Е.М. Поспелов. Названия подмосковных городов, сел и рек. - М.: ИД "Муравей", 1999. 208 стр.
КАК ТОЛЬКО "Муравьиная" книжная серия ("Названия московских улиц" и "...храмов", "Московские библиотеки" и "...музеи") вышла за город, стало гораздо интереснее. Все-таки делянка, лежащая в границах Кольцевой дороги, основательно распахана, и трудно избежать эффекта дежа вю, беря такие темы.
Напротив, Подмосковье открывает стратегический простор. Впрочем, градоведам тоже показан подгородный воздух, ибо, во-первых, стены города местами рассекают живые связи, чтобы не сказать смыслопотоки, а во-вторых, побеги от занятий пристальных, специальных в область своего иного полезны для здоровья. И чем оно, иное, ближе и родней, тем меньше риск забыть свое свое.
Первая польза книги - отворение слуха на имена. Слуха, атрофированного в Москве, где Вшивой Горке постеснялись возвратить название, где Астрадамово звучит без вопросительно-восторженного знака, Аминьево только набор коробок и даже Сивцев Вражек начинается стеклянной дурой.
Вторая польза: книга заставляет вспомнить, что предметом москвоведения выступает тайна. Даже имя города необъяснимо, хотя и объяснялось сотни раз ("Москва! Как много в этом звуке!"). Ясно только, что оно заимствовано у реки, однако гидронимия как раз наидревнейший, часто попросту дорусский пласт московской топонимии, и за границей города вдруг снова понимаешь, что живешь в месте незнаемом. Где не находят объяснения ни Воря, ни Пахра (Протва, Цна, Истра, Руза, Клязьма, Лама, Нара, Яхрома...), а Березня или Дубна - не то, что вы подумали. Зато какая радость обнаружить реку Вздероножку (Звероножку тож), село Спас-Досчатый, а равно и Поселок абонентского ящика 001! У ящика, конечно, тоже своя тайна, но разъяснимая.
Разъяснение тайн - третья польза книги Евгения Поспелова. Акри, название полустанка, считалось зашифрованным справа налево именем погибшей от любви жены дорожного обходчика, пока не отыскалось фото с вывеской "Акционеры Российской Империи" - конторы, строившей, не привлекая капиталов иностранных граждан, Павелецкую дорогу. Странно, что платформе не переменили имя.
О переменах. Автор цитирует Закон 1767 года: "Оказавшиеся при межевании пустоши, речки, ручьи и другие урочища под названиями непристойными, а особливо срамными, в межевых книгах и планах писать иными званиями, исключая из прежних названий или прибавляя вновь некоторые литеры..." Исправленное выглядит как список опечаток: Четряково было Чертяковым, Зденежье - Безденежьем, Скоропусковское - Кровопусковым, Говейново - Говеновым, Зарайск - Заразском (зараза значит овраг).
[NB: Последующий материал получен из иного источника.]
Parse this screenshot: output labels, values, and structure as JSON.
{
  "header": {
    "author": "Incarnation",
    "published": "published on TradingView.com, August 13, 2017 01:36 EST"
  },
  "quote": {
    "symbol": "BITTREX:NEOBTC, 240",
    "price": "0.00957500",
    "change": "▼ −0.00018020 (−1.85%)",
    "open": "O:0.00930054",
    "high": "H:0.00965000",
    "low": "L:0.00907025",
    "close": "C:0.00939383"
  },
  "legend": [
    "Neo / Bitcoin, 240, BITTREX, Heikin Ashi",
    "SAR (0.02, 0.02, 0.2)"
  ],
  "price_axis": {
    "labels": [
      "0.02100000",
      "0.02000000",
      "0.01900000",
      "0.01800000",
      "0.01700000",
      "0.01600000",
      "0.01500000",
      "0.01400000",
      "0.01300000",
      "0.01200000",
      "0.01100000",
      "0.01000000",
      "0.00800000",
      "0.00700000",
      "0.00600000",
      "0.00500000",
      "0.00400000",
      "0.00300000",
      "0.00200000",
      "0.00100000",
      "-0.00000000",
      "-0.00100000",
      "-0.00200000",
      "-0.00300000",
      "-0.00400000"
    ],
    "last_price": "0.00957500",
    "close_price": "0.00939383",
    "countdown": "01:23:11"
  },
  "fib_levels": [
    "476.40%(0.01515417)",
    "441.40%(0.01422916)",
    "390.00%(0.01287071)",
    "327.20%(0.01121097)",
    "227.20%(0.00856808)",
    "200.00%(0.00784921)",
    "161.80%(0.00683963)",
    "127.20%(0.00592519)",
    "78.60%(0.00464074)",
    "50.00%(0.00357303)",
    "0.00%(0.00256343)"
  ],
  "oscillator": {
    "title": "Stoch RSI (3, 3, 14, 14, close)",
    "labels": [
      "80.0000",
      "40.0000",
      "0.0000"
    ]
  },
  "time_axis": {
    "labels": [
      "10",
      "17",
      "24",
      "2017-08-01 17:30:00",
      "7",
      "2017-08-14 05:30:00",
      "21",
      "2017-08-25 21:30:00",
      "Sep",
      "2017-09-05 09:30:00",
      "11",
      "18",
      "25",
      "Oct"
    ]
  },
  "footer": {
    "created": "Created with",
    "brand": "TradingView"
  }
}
В советскую эпоху этот же процесс облагозвучивания теряет творческий характер: Обираловка, где бросилась под поезд Анна Каренина, сделалась Железнодорожным, Сосуниха - Красными Всходами, Негодяево - Тихомировом, а Холуяниха - Лужками.
Четвертая польза книги - в систематизации самих принципов, путей разгадывания этимологии. Так, Александровка скорее происходит от фамилии помещика, чем от храмового посвящения: тогда бы было Александровское; Захарьино указывает на Захарию, Захарово же - на Захара, а Софийское и Софьино, аналогично, - на Софию и на Софью. Автор напоминает, что селом до середины XVI века называли не приходский центр, а центр землевладельческий - с двором помещика, что среди последних были распространены неканонические имена вроде Каши Васильевича Огарева. Двойные и тройные наименования "Гундобино, а Петелино и Петрово тож" фиксируют владельческие переходы или ("Покровское, Осеченки тож") превращение деревни в село как центр прихода.
И немного критики. По возвращении в Москву (все же границы города вобрали часть Московского уезда) книга теряет в ценности: ее встречают здесь другие книги, и всякая гипотеза проходит перекрестную проверку. Так, Поспелов пишет, что топоним "Киевец" прекрасно объясняется без помощи рассказа о приходе в это место киевлян в XIV веке. Но Квашнины-Самарины, предок которых приводил тех киевлян, чтили храмовый образ киевецкой церкви как фамильную святыню.
Словом, краевед топонимисту друг, если топонимист друг краеведу.